Name: Serina S | Date: Feb 1st, 2007 9:57 PM
Ok so if you want her to feel like part of the family do not take her room away from her. I do understand that she is ther only 20 day of the yr but I do think she would feel beyond hurt but this . Could the kids that live with you share a room?
Could you add on in the mean time or convert the attic basment or garage?
I am sure she feels that she is not wanted as it is but kicking her out od her room is going to be too hurtful to her.
Yes ya hate to have an empty room most of the year but isn't it better for it to be empty them to hurt her. Imean she already feel resentment to the baby imagin how she would feel if you took her room away from her.Talk about putting more stress in to the mix!!!!
Try and put yourself in her skin.
Jsu my 2 cents
Very best luck!
Serina 

Name: sunflower | Date: Feb 3rd, 2007 5:18 PM
You are not being unreasonable,however how about she has her own room when she comes over and your two share?

At the end of the day his daughter is getting older now and will need her own space! 


Name: CutsBruises | Date: Feb 3rd, 2007 5:54 PM
I see where his duaghters coming from, shes already lost her parents being together, and now she feels like shes being pushed out from her dads life, it may sound a bit weird, but i do think thats what she feels, it might only be 20 days of the year, but them 20 days WOULD mean allot to her. ALSO beinging a new baby into her life, will hut her, she might think you tyring to push her dad further away from her, i just dont want to see another girl coming on here syaing that she self harms, and shes running away from home. 
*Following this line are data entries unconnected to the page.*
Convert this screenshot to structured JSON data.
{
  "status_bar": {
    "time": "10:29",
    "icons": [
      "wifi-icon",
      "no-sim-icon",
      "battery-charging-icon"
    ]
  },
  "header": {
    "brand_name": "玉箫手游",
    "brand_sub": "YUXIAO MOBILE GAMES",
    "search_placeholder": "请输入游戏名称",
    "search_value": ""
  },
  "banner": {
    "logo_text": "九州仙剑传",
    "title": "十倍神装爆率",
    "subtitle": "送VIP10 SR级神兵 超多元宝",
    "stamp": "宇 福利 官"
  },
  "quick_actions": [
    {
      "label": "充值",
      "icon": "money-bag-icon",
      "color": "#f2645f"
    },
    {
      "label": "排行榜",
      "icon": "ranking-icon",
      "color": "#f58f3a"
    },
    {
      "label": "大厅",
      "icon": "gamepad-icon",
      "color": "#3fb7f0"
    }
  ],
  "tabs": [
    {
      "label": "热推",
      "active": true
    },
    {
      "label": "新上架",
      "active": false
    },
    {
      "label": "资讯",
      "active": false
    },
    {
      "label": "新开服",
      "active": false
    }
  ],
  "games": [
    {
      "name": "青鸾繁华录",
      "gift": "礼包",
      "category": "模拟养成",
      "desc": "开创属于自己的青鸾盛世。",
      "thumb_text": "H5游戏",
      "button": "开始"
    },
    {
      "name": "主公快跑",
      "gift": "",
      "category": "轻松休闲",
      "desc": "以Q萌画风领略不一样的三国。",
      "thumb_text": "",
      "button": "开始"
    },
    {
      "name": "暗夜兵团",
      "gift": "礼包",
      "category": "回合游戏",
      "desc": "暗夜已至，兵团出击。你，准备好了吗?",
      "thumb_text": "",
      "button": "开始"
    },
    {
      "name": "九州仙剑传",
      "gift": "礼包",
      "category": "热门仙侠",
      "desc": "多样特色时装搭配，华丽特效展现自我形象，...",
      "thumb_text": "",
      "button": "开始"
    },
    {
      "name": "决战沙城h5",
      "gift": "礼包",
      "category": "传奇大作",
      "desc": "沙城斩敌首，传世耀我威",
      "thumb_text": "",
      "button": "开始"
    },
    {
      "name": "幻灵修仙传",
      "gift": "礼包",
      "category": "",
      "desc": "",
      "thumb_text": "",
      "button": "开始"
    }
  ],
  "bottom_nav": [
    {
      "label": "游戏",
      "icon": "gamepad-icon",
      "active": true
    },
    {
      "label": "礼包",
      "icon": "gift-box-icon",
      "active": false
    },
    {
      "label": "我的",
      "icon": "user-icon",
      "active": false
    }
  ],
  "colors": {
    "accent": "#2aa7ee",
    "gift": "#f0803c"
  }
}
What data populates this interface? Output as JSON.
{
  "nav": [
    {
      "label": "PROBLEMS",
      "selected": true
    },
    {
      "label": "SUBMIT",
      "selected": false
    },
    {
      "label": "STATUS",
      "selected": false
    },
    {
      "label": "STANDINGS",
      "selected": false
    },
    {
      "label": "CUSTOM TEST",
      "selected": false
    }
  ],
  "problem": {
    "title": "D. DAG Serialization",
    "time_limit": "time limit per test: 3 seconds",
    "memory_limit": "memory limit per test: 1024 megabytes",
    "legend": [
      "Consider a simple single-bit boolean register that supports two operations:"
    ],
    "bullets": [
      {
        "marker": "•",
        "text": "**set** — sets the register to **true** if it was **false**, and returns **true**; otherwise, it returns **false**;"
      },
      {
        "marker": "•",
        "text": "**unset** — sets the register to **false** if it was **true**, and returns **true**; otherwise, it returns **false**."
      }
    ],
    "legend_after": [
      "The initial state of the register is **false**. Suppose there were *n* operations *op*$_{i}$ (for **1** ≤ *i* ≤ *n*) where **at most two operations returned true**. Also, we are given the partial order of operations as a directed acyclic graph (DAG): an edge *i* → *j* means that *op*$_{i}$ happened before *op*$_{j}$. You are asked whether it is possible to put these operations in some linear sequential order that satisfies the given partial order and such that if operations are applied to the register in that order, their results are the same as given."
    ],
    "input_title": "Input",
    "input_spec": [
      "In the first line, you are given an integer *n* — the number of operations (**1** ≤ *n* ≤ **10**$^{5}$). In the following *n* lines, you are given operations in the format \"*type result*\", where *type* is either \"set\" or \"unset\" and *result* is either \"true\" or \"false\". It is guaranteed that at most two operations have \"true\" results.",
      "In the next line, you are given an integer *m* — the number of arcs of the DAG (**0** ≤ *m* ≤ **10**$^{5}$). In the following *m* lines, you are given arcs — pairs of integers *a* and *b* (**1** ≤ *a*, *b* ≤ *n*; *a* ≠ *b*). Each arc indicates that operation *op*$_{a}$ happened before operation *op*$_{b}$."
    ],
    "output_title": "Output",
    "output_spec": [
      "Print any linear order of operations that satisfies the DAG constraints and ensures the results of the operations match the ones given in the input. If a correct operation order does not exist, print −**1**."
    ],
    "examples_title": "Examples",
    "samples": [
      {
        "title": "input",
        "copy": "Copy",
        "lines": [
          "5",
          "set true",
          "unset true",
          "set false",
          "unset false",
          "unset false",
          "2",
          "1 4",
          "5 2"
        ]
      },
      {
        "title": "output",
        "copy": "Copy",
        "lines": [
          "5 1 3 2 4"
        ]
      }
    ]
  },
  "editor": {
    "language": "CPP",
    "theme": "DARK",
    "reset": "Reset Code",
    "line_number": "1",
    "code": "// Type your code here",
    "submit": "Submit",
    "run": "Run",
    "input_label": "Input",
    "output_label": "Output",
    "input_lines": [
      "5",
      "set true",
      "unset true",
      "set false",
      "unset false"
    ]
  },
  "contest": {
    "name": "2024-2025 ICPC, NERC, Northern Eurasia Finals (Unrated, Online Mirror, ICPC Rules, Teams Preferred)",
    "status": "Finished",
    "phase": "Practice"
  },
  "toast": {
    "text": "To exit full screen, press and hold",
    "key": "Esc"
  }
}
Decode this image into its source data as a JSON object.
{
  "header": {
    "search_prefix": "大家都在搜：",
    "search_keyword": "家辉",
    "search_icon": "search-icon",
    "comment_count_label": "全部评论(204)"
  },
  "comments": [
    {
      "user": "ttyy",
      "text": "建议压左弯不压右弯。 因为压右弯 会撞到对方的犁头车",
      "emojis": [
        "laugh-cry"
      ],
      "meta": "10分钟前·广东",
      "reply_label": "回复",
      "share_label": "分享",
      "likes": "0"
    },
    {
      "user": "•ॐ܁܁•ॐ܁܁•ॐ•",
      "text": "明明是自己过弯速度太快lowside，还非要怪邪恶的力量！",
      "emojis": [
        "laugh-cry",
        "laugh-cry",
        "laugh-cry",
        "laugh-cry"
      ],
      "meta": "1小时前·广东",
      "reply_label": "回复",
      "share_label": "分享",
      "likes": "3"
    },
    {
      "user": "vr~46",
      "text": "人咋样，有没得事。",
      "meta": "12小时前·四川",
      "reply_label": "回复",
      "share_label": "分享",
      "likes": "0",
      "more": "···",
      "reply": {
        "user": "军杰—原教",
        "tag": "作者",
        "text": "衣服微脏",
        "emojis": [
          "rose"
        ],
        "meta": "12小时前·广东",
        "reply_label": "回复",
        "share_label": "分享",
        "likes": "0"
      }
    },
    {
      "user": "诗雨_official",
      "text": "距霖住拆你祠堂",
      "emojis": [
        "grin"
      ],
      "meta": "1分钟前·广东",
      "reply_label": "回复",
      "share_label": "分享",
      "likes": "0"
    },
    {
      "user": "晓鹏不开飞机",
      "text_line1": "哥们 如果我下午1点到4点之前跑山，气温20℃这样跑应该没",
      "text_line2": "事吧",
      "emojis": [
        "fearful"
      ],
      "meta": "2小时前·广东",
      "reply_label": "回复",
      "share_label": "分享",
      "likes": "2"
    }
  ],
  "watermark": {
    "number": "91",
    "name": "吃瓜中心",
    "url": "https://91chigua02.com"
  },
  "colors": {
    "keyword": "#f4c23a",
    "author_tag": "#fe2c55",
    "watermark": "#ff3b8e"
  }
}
Name: tb4 | Date: Feb 3rd, 2007 10:21 PM
No, I don't think your unreasonable. In fact, my daughter, who is 14 months still sleeps in her own crib in my room. I refuse to put her in with my 12 year old daughter because I feel she needs her space, too. Does the daughter only come for visits around holidays and summer time? If so, then arrange the rooms for when she does come for visits, so that she will have her own room even though it's decorated for your other children. I'm not saying you have to move all the furniture and decorations but it would be like she's a guest in your home because she's not there on a regular basis. When she does come for visits is when you can move the other two children into the same room. I don't know if this will help you out any.